Could Republicans win in the long run by losing the presidency in 2012?

Alex Knepper makes the Republican case for "supporting" President Obama's reelection. Excerpt:

Instead of flailing through a doomed McCain presidency, the Republican Party went through a few years of soul-searching. It has miraculously shaken off the Bush brand and is newly focused on economic liberty and the debt crisis — and that’s just in a few years’ time. If, say, Herman Cain is nominated and loses to Obama, it could possibly serve as the wake-up call that the party base needs to discipline itself, setting up a candidate like Chris Christie to easily walk to victory in 2016. (Worse, if Herman Cain wins, we will fail in our goals of addressing the debt crisis and rolling back left-wing policies. He is awful at public relations management and has not proven himself as a political leader.)
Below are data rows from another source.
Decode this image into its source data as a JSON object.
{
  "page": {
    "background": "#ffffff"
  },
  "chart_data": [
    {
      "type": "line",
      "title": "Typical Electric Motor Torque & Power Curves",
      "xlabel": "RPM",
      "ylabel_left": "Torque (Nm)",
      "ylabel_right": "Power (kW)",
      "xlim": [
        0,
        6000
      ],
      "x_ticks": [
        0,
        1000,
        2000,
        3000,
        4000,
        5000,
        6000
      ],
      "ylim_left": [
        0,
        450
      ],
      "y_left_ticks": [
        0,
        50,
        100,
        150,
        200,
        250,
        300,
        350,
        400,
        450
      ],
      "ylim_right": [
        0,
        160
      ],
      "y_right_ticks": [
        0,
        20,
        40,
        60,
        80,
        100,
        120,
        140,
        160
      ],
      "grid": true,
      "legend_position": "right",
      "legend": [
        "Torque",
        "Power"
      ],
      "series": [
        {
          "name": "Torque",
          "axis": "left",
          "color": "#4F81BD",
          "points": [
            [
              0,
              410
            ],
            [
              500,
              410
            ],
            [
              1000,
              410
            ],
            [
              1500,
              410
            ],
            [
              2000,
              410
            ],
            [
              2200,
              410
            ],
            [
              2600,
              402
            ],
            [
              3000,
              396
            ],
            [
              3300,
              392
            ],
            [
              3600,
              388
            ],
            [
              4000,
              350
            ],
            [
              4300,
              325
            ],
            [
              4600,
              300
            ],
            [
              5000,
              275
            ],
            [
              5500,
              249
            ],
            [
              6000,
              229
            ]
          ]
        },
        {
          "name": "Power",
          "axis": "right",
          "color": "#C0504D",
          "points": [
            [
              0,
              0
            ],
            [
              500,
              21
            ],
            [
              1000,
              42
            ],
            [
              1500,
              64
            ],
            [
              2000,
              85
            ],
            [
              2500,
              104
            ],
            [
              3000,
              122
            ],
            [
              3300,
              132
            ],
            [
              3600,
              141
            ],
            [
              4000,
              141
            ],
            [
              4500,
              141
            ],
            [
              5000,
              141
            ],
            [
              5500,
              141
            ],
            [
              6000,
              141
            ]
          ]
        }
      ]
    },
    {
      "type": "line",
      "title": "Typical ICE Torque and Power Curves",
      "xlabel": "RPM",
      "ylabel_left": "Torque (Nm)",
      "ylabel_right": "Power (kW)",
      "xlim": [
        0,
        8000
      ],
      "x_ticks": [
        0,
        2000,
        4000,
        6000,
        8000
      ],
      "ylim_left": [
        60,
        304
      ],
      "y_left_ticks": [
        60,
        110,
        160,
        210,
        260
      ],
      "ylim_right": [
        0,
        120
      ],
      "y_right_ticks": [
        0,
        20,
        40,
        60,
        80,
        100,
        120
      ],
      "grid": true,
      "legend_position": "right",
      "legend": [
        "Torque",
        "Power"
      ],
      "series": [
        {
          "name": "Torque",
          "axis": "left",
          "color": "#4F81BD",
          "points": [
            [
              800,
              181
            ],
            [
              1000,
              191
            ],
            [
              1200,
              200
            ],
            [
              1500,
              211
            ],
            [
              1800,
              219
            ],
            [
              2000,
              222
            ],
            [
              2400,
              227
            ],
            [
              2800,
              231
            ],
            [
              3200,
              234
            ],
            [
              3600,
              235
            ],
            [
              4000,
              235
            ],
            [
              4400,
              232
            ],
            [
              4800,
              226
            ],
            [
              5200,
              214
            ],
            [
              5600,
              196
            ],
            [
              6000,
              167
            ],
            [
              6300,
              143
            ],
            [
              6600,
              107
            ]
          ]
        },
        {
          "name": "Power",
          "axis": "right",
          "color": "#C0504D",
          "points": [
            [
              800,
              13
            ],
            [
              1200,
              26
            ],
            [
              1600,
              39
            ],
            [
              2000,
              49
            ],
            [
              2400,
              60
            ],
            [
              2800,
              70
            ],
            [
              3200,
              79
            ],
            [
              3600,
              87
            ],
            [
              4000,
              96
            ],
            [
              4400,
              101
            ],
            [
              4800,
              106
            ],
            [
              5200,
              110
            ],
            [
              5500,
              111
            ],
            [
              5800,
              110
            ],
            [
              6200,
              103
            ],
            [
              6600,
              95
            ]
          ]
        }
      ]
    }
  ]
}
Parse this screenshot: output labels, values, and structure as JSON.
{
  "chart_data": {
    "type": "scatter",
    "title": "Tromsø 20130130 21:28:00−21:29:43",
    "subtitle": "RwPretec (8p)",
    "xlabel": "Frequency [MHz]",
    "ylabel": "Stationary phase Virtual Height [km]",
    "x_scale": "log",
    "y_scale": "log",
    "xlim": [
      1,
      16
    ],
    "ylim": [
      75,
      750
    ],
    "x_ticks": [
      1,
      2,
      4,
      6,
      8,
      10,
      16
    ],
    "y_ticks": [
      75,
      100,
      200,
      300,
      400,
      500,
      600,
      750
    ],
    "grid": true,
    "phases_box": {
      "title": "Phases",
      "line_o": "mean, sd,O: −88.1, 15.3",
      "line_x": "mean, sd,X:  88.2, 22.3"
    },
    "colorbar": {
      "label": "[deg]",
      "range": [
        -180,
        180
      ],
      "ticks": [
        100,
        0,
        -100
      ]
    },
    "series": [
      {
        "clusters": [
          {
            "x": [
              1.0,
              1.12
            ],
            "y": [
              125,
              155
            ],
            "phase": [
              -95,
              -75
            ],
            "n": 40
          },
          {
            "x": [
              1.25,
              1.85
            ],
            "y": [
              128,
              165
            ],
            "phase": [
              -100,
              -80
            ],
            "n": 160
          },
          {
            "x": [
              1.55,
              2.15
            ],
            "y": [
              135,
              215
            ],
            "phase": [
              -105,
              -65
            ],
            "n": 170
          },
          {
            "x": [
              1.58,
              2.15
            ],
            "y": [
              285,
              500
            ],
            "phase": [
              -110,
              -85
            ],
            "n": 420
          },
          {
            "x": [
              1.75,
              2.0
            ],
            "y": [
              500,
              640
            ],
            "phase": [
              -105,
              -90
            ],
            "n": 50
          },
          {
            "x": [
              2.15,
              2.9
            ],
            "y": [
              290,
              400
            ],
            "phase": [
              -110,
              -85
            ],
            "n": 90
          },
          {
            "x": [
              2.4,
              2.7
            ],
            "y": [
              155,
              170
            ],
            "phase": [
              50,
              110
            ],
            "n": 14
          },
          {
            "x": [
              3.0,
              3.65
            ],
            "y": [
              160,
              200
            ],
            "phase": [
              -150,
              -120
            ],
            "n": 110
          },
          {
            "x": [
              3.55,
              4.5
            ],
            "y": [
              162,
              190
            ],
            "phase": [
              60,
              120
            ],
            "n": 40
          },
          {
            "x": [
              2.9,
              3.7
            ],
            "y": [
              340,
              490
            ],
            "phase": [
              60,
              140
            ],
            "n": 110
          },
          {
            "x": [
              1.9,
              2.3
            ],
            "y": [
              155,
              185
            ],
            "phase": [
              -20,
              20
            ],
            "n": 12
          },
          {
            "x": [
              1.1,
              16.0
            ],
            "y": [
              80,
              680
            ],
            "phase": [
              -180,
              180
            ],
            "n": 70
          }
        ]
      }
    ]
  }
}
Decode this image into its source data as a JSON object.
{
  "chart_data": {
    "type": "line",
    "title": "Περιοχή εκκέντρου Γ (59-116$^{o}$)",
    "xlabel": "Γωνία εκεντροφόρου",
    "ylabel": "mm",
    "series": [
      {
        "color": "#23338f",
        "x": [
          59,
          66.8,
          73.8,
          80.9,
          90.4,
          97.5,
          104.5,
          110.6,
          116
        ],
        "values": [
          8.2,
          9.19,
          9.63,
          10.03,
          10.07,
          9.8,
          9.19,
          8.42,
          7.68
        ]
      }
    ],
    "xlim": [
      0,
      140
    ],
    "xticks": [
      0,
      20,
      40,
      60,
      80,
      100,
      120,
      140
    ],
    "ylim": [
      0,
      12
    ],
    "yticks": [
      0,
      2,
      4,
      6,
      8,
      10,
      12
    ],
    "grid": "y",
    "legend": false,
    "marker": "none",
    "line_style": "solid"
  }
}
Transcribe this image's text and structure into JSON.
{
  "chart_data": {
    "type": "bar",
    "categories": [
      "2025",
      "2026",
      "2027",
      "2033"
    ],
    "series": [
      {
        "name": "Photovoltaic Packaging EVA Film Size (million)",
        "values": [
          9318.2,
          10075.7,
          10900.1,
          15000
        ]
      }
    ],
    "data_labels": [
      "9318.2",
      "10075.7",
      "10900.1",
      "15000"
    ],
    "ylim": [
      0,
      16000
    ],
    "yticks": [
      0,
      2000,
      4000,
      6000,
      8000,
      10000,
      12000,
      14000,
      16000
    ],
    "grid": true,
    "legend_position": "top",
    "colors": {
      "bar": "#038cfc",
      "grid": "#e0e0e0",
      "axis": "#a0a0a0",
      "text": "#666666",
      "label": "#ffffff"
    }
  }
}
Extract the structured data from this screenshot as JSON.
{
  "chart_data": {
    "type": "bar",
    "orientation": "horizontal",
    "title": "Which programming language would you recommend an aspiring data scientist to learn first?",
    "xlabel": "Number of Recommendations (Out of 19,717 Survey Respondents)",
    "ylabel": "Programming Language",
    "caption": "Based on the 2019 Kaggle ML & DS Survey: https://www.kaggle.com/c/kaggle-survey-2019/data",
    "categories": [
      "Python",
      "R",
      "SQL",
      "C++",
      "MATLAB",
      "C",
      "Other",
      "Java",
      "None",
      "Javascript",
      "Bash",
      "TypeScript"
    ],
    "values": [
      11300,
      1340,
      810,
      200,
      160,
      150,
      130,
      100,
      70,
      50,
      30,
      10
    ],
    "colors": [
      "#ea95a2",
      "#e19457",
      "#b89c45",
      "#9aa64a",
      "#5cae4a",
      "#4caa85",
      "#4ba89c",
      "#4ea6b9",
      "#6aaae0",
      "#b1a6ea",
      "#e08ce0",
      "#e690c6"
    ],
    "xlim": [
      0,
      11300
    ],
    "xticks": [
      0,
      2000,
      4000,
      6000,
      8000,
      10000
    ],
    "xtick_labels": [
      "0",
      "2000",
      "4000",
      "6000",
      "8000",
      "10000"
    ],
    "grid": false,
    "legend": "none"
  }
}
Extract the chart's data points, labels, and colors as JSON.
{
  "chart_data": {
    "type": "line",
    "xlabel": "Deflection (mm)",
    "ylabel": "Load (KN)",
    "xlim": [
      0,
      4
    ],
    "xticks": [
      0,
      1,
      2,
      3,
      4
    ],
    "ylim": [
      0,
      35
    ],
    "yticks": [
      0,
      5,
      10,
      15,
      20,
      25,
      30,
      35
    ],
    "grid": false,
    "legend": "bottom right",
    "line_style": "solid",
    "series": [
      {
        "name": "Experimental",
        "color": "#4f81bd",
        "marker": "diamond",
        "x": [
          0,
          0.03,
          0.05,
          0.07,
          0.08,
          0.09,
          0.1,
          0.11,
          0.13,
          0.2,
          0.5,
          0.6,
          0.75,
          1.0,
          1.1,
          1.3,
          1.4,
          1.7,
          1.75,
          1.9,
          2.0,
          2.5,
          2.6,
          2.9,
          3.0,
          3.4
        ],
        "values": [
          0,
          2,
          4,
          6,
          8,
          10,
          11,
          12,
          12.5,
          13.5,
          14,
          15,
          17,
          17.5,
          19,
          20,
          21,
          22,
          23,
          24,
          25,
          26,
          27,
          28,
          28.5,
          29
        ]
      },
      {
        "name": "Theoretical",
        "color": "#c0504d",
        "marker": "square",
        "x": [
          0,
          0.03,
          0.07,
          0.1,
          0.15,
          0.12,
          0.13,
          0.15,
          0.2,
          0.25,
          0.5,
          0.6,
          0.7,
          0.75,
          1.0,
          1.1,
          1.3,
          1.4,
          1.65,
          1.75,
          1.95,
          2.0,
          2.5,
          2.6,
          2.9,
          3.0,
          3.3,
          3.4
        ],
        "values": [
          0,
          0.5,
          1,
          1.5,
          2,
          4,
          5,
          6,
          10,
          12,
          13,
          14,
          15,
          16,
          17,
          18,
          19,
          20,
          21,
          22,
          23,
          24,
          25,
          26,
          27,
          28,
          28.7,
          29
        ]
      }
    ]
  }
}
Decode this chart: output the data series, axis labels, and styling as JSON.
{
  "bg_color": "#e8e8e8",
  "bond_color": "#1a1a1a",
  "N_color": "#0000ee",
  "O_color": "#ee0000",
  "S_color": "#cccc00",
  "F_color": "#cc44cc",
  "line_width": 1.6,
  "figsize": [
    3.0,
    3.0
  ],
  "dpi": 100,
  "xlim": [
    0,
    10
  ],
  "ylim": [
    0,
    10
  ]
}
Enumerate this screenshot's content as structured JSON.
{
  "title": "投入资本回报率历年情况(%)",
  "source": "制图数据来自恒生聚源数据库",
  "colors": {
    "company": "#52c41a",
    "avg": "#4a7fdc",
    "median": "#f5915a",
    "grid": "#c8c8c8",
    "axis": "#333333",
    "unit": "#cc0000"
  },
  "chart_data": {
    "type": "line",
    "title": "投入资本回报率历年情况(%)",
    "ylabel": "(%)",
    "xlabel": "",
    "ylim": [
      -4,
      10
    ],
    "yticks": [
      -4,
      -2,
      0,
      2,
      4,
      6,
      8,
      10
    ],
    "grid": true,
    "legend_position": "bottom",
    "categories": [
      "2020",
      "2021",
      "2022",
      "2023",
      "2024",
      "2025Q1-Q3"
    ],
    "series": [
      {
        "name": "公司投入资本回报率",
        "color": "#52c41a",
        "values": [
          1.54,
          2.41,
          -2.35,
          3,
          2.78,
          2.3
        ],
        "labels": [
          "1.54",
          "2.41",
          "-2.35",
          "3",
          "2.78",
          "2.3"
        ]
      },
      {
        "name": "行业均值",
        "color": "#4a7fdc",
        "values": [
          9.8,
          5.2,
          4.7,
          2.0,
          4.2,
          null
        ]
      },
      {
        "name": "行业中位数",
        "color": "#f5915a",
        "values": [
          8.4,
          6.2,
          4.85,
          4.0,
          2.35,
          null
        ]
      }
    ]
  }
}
Moreover, it’s not as if — despite his oft-stated wishes — Obama can single-handedly enact harmful policies. The worst of the Obama era — four years or eight — is over. The Republican House already acts as a buffer on his left-wing dreams, and if we focus on re-taking the Senate, he will be rendered virtually impotent. He is no Bill Clinton: he’s not going to co-opt conservative ideas and spin them into left-wing victories. He’s not smart, savvy, or pragmatic enough to do it — he’d have already done so if he were. He’d simply have a failed second term, setting up a Republican to cruise to victory in 2016 — and the field next time is bound to be better, with people like Christie, Jindal, and possibly Ryan raring to run.

Sometimes, when you lose, you win. We have a competent slate of candidates waiting for us in 2016, should we lose to Obama. Since none of the Republican candidates this year are acceptable, I feel that I have no choice but to support Obama’s re-election and wait for 2016.